I HAD HAD SOME THOUGHTS OF TAKING HER SHOPPING; COULD anything match being in a bookstore with Jane Austen? But in the end we stayed in the park, enjoying the rare sunlight and the people-watching from the carriage, which had its top retracted to maximize our pleasure.

“There is the notorious Mr. Manwaring, in that gig,” Jane said. “I know him from Henry’s parties. He is looking—he is looking at me, but he cannot understand how I could be riding in such a fine carriage, with a lady he has never seen and a footman—there, I shall nod to him, too late for him to react—that will give him something to think about.”

“Do you enjoy your brother’s parties? He had left me with the impression you were more fond of quiet.”
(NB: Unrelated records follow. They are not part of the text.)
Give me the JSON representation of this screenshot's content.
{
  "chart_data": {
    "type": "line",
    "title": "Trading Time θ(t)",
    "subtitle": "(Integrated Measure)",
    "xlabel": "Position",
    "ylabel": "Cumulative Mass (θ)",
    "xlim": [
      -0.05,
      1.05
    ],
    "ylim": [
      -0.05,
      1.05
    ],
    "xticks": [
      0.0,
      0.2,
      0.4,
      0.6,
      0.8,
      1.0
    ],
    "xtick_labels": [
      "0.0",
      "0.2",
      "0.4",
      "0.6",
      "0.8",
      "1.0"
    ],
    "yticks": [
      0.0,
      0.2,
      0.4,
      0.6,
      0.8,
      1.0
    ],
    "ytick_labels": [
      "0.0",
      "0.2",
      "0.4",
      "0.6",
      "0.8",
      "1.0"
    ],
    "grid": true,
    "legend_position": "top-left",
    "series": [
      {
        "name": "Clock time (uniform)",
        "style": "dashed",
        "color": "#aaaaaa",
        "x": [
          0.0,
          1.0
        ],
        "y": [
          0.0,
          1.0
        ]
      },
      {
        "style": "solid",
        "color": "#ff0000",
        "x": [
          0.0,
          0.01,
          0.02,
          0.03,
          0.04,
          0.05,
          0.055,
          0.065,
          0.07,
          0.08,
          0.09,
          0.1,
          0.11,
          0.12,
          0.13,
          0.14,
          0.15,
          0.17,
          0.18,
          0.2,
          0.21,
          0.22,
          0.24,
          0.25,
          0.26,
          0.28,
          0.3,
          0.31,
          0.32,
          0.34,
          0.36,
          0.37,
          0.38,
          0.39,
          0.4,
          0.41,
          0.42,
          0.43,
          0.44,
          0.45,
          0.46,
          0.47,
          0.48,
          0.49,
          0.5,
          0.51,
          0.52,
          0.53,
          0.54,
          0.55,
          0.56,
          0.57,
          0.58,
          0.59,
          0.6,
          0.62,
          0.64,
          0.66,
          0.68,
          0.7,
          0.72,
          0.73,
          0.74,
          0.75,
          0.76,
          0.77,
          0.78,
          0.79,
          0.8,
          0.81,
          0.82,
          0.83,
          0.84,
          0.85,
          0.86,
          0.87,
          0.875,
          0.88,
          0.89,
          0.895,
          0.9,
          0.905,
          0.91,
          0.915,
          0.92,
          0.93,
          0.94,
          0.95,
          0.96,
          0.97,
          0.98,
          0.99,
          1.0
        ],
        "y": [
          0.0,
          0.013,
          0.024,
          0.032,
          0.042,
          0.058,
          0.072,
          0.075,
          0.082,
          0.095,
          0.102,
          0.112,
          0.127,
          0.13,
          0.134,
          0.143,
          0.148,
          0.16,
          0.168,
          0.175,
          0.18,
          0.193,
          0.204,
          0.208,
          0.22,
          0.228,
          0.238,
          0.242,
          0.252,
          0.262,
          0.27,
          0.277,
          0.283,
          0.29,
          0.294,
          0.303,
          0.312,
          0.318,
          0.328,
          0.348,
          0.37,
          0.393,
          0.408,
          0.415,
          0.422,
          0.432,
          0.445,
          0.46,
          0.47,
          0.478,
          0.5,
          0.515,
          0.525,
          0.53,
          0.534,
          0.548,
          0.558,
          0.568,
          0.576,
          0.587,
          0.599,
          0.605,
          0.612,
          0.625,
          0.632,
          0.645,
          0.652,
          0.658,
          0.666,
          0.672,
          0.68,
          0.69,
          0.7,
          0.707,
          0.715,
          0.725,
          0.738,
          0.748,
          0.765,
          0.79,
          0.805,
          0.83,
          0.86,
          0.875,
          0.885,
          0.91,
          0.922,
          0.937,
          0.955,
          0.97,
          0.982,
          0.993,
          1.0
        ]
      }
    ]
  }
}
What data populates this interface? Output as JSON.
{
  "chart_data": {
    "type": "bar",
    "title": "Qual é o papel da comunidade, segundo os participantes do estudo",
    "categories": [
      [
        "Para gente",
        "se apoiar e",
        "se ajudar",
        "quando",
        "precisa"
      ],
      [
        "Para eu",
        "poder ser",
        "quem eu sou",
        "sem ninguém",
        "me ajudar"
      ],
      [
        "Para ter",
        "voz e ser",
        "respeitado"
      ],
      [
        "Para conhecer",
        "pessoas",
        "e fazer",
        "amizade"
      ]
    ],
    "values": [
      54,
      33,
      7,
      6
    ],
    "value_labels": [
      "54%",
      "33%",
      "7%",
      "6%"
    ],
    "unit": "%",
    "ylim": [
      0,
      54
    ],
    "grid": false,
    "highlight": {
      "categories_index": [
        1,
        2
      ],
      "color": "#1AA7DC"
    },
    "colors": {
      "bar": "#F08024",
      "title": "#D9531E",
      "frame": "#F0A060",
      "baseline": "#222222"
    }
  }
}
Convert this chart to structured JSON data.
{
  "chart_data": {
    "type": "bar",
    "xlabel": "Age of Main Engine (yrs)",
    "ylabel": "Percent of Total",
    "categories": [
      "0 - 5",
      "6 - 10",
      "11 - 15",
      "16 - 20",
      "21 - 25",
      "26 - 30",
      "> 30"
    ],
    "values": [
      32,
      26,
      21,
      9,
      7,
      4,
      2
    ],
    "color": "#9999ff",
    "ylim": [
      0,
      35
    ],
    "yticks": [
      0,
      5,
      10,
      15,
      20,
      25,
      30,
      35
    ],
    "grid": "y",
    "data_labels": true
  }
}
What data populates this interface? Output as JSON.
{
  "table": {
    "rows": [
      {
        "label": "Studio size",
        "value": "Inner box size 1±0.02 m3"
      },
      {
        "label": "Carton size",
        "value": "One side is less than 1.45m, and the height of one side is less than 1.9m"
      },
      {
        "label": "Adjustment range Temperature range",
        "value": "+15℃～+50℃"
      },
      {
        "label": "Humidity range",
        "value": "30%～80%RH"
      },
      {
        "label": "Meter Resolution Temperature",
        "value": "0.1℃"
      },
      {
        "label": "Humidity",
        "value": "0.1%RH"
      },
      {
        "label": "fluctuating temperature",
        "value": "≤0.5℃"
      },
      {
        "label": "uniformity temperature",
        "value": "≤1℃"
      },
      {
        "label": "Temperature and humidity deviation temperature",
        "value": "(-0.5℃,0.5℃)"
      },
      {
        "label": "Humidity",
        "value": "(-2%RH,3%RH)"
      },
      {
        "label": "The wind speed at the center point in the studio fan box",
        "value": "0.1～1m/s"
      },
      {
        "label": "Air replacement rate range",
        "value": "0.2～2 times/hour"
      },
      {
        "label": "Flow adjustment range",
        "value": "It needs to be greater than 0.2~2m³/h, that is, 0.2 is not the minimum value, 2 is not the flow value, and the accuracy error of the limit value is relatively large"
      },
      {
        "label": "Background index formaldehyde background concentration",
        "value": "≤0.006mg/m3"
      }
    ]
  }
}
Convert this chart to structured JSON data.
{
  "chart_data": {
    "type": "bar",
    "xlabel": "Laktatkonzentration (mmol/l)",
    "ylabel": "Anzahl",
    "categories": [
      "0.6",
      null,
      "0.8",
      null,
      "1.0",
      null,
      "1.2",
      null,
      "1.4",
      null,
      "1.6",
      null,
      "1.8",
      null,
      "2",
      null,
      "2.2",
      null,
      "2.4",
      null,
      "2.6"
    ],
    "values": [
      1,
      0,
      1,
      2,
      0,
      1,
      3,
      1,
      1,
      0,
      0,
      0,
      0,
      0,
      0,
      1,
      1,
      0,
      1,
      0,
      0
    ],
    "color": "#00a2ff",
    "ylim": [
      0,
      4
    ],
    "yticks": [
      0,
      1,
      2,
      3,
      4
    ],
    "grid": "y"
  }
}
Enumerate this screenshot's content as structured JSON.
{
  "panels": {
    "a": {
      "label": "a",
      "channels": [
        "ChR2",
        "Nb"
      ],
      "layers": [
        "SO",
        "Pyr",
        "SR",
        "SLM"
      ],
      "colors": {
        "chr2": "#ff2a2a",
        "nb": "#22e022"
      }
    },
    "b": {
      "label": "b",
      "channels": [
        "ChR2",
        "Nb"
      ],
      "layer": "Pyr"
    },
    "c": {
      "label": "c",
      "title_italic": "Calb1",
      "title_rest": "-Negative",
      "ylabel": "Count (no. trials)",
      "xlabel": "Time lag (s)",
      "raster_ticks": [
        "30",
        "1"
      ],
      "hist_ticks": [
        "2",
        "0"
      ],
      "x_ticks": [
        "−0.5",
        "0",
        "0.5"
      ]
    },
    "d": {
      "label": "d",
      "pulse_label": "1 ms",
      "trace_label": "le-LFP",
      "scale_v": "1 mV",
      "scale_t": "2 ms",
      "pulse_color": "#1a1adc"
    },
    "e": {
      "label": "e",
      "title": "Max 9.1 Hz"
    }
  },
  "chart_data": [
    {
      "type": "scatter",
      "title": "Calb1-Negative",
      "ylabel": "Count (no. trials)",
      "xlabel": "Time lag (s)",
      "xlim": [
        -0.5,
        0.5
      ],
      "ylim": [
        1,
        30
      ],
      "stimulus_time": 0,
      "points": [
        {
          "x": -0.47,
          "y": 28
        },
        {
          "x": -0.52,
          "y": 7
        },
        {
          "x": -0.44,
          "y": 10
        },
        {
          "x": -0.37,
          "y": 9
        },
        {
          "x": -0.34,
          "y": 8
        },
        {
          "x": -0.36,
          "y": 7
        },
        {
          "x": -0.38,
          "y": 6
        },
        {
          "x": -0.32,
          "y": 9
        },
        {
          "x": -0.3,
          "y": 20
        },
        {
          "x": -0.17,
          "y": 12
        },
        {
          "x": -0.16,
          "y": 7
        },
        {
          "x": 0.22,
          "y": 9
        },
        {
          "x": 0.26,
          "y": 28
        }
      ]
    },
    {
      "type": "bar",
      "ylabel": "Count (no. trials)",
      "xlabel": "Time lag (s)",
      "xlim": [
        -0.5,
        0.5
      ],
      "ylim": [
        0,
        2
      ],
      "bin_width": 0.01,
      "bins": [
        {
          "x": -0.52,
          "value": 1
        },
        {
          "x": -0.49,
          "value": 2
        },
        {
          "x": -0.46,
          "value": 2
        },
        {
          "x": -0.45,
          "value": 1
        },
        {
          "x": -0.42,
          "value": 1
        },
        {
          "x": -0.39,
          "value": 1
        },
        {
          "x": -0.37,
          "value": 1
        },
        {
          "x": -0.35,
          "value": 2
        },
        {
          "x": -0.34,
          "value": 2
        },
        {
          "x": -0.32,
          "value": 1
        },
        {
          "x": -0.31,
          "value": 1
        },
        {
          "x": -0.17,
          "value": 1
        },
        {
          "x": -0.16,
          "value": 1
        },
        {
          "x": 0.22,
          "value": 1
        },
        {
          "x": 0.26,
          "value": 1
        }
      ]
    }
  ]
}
“I am old now.” I rejected this with a shake of my head. “And Henry, too, is not as he was. When his wife was still living—those were parties. With musicians, and ices, and quantities of French émigrés, each one with an improbable story of escape. Those days are gone, Miss Ravenswood.” If her words were nostalgic, her tone was brisk and her glance amused as she looked at the sunlit landscape ahead of us. “But one cannot live in the past. Nor would I want to. I sometimes feel the most interesting part of my life has started only now.”

Her words chilled me; I knew how little of it she had left. “Why is that, do you imagine?”

She gave me an enigmatic smile but did not answer.